Modeling Business Processes and Domains
New Chapter in Part 3 of MMA, Book 1
Here’s the latest draft chapter in MMA Book 1, covering the modeling of business processes and domains. This is yet another topic that receives light coverage in data modeling literature, and is too important to ignore. There are certainly lots of opinions on how to model business processes and domains, and I’m certain to have missed someone’s favorite pet methodology or approach. Apologies in advance. This is what’s worked for me, and you might have different experiences. Would love your feedback on what’s written (drop it in the comments).

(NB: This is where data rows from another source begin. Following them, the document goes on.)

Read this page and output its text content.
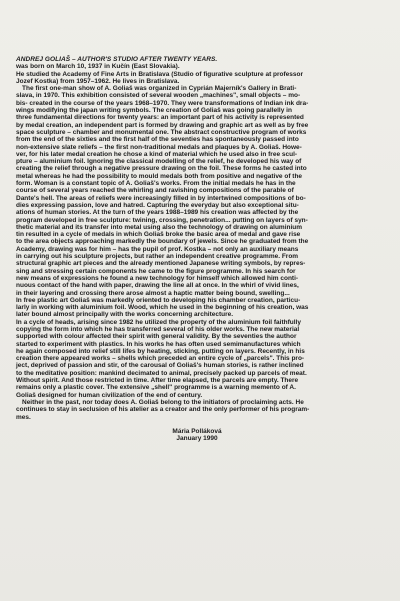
ANDREJ GOLIAŠ – AUTHOR'S STUDIO AFTER TWENTY YEARS.
was born on March 10, 1937 in Kučín (East Slovakia).
He studied the Academy of Fine Arts in Bratislava (Studio of figurative sculpture at professor
Jozef Kostka) from 1957–1962. He lives in Bratislava.
The first one-man show of A. Goliaš was organized in Cyprián Majerník's Gallery in Brati-
slava, in 1970. This exhibition consisted of several wooden „machines", small objects – mo-
bis- created in the course of the years 1968–1970. They were transformations of Indian ink dra-
wings modifying the japan writing symbols. The creation of Goliaš was going parallelly in
three fundamental directions for twenty years: an important part of his activity is represented
by medal creation, an independent part is formed by drawing and graphic art as well as by free
space sculpture – chamber and monumental one. The abstract constructive program of works
from the end of the sixties and the first half of the seventies has spontaneously passed into
non-extensive slate reliefs – the first non-traditional medals and plaques by A. Goliaš. Howe-
ver, for his later medal creation he chose a kind of material which he used also in free scul-
pture – aluminium foil. Ignoring the classical modelling of the relief, he developed his way of
creating the relief through a negative pressure drawing on the foil. These forms he casted into
metal whereas he had the possibility to mould medals both from positive and negative of the
form. Woman is a constant topic of A. Goliaš's works. From the initial medals he has in the
course of several years reached the whirling and ravishing compositions of the parable of
Dante's hell. The areas of reliefs were increasingly filled in by intertwined compositions of bo-
dies expressing passion, love and hatred. Capturing the everyday but also exceptional situ-
ations of human stories. At the turn of the years 1988–1989 his creation was affected by the
program developed in free sculpture: twining, crossing, penetration... putting on layers of syn-
thetic material and its transfer into metal using also the technology of drawing on aluminium
tin resulted in a cycle of medals in which Goliaš broke the basic area of medal and gave rise
to the area objects approaching markedly the boundary of jewels. Since he graduated from the
Academy, drawing was for him – has the pupil of prof. Kostka – not only an auxiliary means
in carrying out his sculpture projects, but rather an independent creative programme. From
structural graphic art pieces and the already mentioned Japanese writing symbols, by repres-
sing and stressing certain components he came to the figure programme. In his search for
new means of expressions he found a new technology for himself which allowed him conti-
nuous contact of the hand with paper, drawing the line all at once. In the whirl of vivid lines,
in their layering and crossing there arose almost a haptic matter being bound, swelling...
In free plastic art Goliaš was markedly oriented to developing his chamber creation, particu-
larly in working with aluminium foil. Wood, which he used in the beginning of his creation, was
later bound almost principally with the works concerning architecture.
In a cycle of heads, arising since 1982 he utilized the property of the aluminium foil faithfully
copying the form into which he has transferred several of his older works. The new material
supported with colour affected their spirit with general validity. By the seventies the author
started to experiment with plastics. In his works he has often used semimanufactures which
he again composed into relief still lifes by heating, sticking, putting on layers. Recently, in his
creation there appeared works – shells which preceded an entire cycle of „parcels". This pro-
ject, deprived of passion and stir, of the carousal of Goliaš's human stories, is rather inclined
to the meditative position: mankind decimated to animal, precisely packed up parcels of meat.
Without spirit. And those restricted in time. After time elapsed, the parcels are empty. There
remains only a plastic cover. The extensive „shell" programme is a warning memento of A.
Goliaš designed for human civilization of the end of century.
Neither in the past, nor today does A. Goliaš belong to the initiators of proclaiming acts. He
continues to stay in seclusion of his atelier as a creator and the only performer of his program-
mes.
Mária Polláková
January 1990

I’m guessing this is Chapter 13, but might re-order the sequence as I begin editing the book. This is also the final “big” chapter in MMA Book 1. There will be a few smaller chapters I’ll drop here, but I’m finally on to editing the book! That’s a great milestone, so thanks for your support.
Thanks,
Joe1
In 2024, a major airline, let’s call them “Hellta,” bet the farm on a massive migration to a new, state-of-the-art data platform. The system to be replaced, a tangled web of legacy mainframes, was clunky, held together with duct tape, and always on the verge of failing. The latest technology promised salvation: faster, cheaper, and more scalable. The data team, full of brilliant software and data engineers, spent nearly two years laser-focused on the technical details: optimizing the new lakehouse schemas, writing complex ETL/ELT and streaming pipelines, and ensuring the various systems could connect and scale.

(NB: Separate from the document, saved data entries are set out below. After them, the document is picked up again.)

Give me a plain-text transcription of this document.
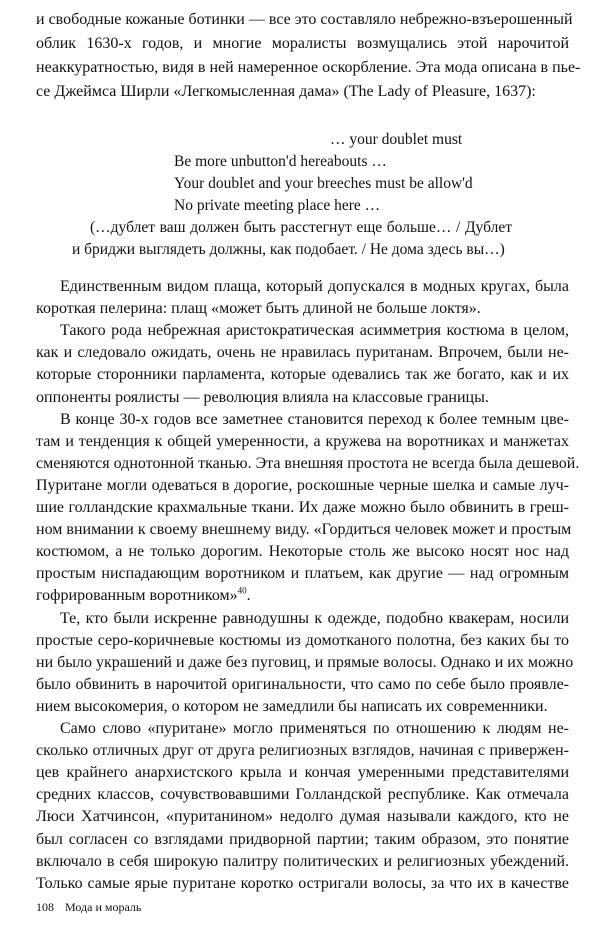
и свободные кожаные ботинки — все это составляло небрежно-взъерошенный
облик 1630-х годов, и многие моралисты возмущались этой нарочитой
неаккуратностью, видя в ней намеренное оскорбление. Эта мода описана в пье-
се Джеймса Ширли «Легкомысленная дама» (The Lady of Pleasure, 1637):
… your doublet must
Be more unbutton'd hereabouts …
Your doublet and your breeches must be allow'd
No private meeting place here …
(…дублет ваш должен быть расстегнут еще больше… / Дублет
и бриджи выглядеть должны, как подобает. / Не дома здесь вы…)
108 Мода и мораль
Единственным видом плаща, который допускался в модных кругах, была
короткая пелерина: плащ «может быть длиной не больше локтя».
Такого рода небрежная аристократическая асимметрия костюма в целом,
как и следовало ожидать, очень не нравилась пуританам. Впрочем, были не-
которые сторонники парламента, которые одевались так же богато, как и их
оппоненты роялисты — революция влияла на классовые границы.
В конце 30-х годов все заметнее становится переход к более темным цве-
там и тенденция к общей умеренности, а кружева на воротниках и манжетах
сменяются однотонной тканью. Эта внешняя простота не всегда была дешевой.
Пуритане могли одеваться в дорогие, роскошные черные шелка и самые луч-
шие голландские крахмальные ткани. Их даже можно было обвинить в греш-
ном внимании к своему внешнему виду. «Гордиться человек может и простым
костюмом, а не только дорогим. Некоторые столь же высоко носят нос над
простым ниспадающим воротником и платьем, как другие — над огромным
гофрированным воротником»$^{40}$.
Те, кто были искренне равнодушны к одежде, подобно квакерам, носили
простые серо-коричневые костюмы из домотканого полотна, без каких бы то
ни было украшений и даже без пуговиц, и прямые волосы. Однако и их можно
было обвинить в нарочитой оригинальности, что само по себе было проявле-
нием высокомерия, о котором не замедлили бы написать их современники.
Само слово «пуритане» могло применяться по отношению к людям не-
сколько отличных друг от друга религиозных взглядов, начиная с привержен-
цев крайнего анархистского крыла и кончая умеренными представителями
средних классов, сочувствовавшими Голландской республике. Как отмечала
Люси Хатчинсон, «пуританином» недолго думая называли каждого, кто не
был согласен со взглядами придворной партии; таким образом, это понятие
включало в себя широкую палитру политических и религиозных убеждений.
Только самые ярые пуритане коротко остригали волосы, за что их в качестве
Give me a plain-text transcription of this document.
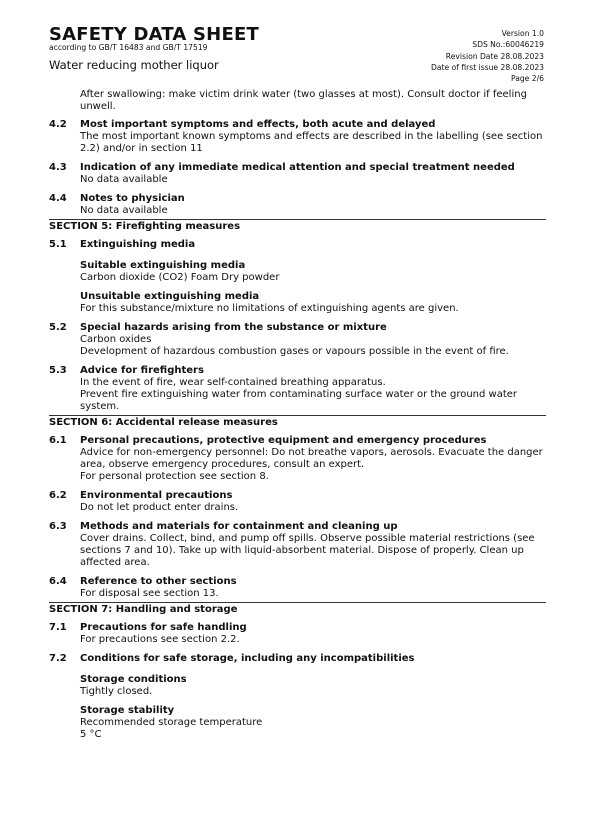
SAFETY DATA SHEET
according to GB/T 16483 and GB/T 17519
Water reducing mother liquor
Version 1.0
SDS No.:60046219
Revision Date 28.08.2023
Date of first issue 28.08.2023
Page 2/6
After swallowing: make victim drink water (two glasses at most). Consult doctor if feeling unwell.
4.2	Most important symptoms and effects, both acute and delayed
The most important known symptoms and effects are described in the labelling (see section 2.2) and/or in section 11
4.3	Indication of any immediate medical attention and special treatment needed
No data available
4.4	Notes to physician
No data available
SECTION 5: Firefighting measures
5.1	Extinguishing media
Suitable extinguishing media
Carbon dioxide (CO2) Foam Dry powder
Unsuitable extinguishing media
For this substance/mixture no limitations of extinguishing agents are given.
5.2	Special hazards arising from the substance or mixture
Carbon oxides
Development of hazardous combustion gases or vapours possible in the event of fire.
5.3	Advice for firefighters
In the event of fire, wear self-contained breathing apparatus.
Prevent fire extinguishing water from contaminating surface water or the ground water system.
SECTION 6: Accidental release measures
6.1	Personal precautions, protective equipment and emergency procedures
Advice for non-emergency personnel: Do not breathe vapors, aerosols. Evacuate the danger area, observe emergency procedures, consult an expert.
For personal protection see section 8.
6.2	Environmental precautions
Do not let product enter drains.
6.3	Methods and materials for containment and cleaning up
Cover drains. Collect, bind, and pump off spills. Observe possible material restrictions (see sections 7 and 10). Take up with liquid-absorbent material. Dispose of properly. Clean up affected area.
6.4	Reference to other sections
For disposal see section 13.
SECTION 7: Handling and storage
7.1	Precautions for safe handling
For precautions see section 2.2.
7.2	Conditions for safe storage, including any incompatibilities
Storage conditions
Tightly closed.
Storage stability
Recommended storage temperature
5 °C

Technically speaking, they succeeded brilliantly. The launch was a disaster. Although the new data platform worked as designed, the numbers it produced didn’t make sense. Teams, depending on the data, were, umm, flying blind. The business’s trust in the engineering team evaporated almost overnight.
The Hellta Flight Operations team insisted that an “On-Time Arrival” was based on wheels-down time. The Customer Compensation team, however, defined it as the moment the gate door opened, a difference of several critical minutes. Finance defined a “customer” as an entity with a billable account, while Marketing defined a “customer” as anyone who had ever visited the booking page. Not that the engineers designing the system took the time to ask.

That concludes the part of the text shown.